Under what circumstances should each of the following synchronization objects be used?

  1. ReaderWriter lock
  2. Semaphore
  3. Mutex
+1  A: 

I would say each of them can be "the best" - depends on the use case ;-)

Gregor
+5  A: 
  • Since wait() will return once for each time post() is called, semaphores are a basic producer-consumer model - the simplest form of inter-thread message except maybe signals. They are used so one thread can tell another thread that something has happened that it's interested in (and how many times), and for managing access to resources which can have at most a fixed finite number of users. They offer ordering guarantees needed for multi-threaded code.

  • Mutexes do what they say on the tin - "mutual exclusion". They ensure that the right to access some resource is "held" by only on thread at a time. This gives guarantees of atomicity and ordering needed for multi-threaded code. On most OSes, they also offer reasonably sophisticated waiter behaviour, in particular to avoid priority inversion.

Note that a semaphore can easily be used to implement mutual exclusion, but that because a semaphore does not have an "owner thread", you don't get priority inversion avoidance with semaphores. So they are not suitable for all uses which require a "lock".

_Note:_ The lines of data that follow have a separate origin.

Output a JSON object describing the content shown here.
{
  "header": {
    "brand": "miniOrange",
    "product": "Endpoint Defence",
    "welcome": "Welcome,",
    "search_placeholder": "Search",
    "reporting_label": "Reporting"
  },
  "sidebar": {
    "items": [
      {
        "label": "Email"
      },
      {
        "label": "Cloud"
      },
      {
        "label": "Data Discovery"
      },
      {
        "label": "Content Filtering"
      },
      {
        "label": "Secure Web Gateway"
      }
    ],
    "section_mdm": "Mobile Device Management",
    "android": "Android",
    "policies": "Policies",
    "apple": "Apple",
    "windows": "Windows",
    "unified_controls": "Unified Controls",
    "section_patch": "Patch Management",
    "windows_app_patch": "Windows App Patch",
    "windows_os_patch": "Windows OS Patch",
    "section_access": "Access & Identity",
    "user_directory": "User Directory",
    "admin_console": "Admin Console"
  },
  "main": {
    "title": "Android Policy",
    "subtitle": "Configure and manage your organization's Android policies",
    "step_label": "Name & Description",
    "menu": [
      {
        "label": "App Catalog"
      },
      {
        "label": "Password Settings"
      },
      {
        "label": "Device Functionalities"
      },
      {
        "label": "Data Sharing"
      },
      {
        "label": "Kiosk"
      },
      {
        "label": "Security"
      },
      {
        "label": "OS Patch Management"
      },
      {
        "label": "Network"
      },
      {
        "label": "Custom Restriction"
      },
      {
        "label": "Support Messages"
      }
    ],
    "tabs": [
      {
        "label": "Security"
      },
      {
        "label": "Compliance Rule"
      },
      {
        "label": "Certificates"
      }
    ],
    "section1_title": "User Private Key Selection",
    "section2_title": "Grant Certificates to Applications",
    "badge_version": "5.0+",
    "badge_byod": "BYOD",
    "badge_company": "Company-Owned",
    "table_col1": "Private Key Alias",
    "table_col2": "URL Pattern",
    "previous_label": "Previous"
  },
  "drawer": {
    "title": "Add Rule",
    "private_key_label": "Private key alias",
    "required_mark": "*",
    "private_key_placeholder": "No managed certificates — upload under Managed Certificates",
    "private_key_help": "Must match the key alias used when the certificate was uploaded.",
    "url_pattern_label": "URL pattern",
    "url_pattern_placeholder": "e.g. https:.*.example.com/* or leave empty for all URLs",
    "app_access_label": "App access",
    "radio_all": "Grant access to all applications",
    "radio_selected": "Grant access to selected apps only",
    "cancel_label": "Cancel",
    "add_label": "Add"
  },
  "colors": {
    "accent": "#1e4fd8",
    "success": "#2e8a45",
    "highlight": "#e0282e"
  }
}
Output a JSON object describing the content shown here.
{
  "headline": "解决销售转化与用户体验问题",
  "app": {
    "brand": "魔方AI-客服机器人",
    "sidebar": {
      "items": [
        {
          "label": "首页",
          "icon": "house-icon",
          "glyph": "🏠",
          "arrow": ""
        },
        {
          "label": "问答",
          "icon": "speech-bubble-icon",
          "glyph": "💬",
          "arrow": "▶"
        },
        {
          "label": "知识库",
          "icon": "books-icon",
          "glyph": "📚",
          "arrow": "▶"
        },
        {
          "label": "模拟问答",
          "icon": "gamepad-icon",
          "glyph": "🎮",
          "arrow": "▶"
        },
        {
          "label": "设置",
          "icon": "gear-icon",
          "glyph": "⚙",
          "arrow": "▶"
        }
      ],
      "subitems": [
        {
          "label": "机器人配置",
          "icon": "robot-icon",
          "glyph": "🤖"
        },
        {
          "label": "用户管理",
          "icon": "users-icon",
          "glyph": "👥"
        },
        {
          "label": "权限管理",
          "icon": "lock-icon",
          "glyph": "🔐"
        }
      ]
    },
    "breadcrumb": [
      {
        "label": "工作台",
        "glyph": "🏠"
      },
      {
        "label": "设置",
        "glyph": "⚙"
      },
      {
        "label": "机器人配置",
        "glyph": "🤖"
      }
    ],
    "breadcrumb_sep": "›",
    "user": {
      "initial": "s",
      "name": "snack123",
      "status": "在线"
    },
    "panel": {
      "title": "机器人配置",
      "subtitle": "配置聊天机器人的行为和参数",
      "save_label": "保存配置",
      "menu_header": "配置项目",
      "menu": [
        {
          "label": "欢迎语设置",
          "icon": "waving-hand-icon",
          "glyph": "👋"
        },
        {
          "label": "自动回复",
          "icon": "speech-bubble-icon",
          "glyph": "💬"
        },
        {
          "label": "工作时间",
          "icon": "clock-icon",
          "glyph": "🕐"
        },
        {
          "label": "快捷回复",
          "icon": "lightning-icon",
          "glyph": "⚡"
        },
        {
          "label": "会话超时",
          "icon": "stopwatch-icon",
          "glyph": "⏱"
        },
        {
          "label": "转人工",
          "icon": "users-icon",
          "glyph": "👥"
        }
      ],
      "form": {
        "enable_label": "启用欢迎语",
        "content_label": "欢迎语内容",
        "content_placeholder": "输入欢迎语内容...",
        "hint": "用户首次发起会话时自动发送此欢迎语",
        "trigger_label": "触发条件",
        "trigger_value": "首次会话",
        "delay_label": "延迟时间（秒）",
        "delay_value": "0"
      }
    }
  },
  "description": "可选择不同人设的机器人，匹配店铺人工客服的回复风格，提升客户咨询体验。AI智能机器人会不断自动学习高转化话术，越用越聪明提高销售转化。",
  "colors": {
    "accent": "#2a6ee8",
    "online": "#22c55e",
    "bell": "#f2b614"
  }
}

  • ReaderWriter locks are an optimisation over mutexes, in cases where you will have a lot of contention, most accesses are read-only, and simultaneous reads are permissible for the data structure being protected. In such cases, exclusion is required only when a writer is involved - readers don't need to be excluded from each other. To promote a reader to writer all other readers must finish (or abort and start waiting to retry if they also wish to become writers) before the writer lock is acquired. ReaderWriter locks are likely to be slower in cases where they aren't faster, due to the additional book-keeping they do over mutexes.

  • Condition variables are for allowing threads to wait on certain facts or combinations of facts being true, where the condition in question is more complex than just "it has been poked" as for semaphores, or "nobody else is using it" for mutexes and the writer part of reader-writer locks, or "no writers are using it" for the reader part of reader-writer locks. They are also used where the triggering condition is different for different waiting threads, but depends on some or all of the same state (memory locations or whatever).

  • Spin locks are for when you will be waiting a very short period of time (like a few cycles) on one processor or core, while another core (or piece of hardware such as an I/O bus) simultaneously does some work that you care about. In some cases they give a performance enhancement over other primitives such as semaphores or interrupts, but must be used with extreme care (since lock-free algorithms are difficult in modern memory models) and only when proven necessary (since bright ideas to avoid system primitives are often premature optimisation).

Btw, these answers aren't C# specific (hence for example the comment about "most OSes"). Richard makes the excellent point that in C# you should be using plain old locks where appropriate. I believe Monitors are a mutex/condition variable pair rolled into one object.

Steve Jessop
+1  A: 

Simple answer: almost never.

The best type of locking is to not need a lock (no shared mutable state).

If you do need a lock, try and use a Monitor (via a lock statement), unless you have specific needs for something different (in which case see Onebyone's answer

Additionally, prefer ReaderWriteLockSlim to ReaderWriterLock (except in the extremely rare case of requiring the latter's fairness).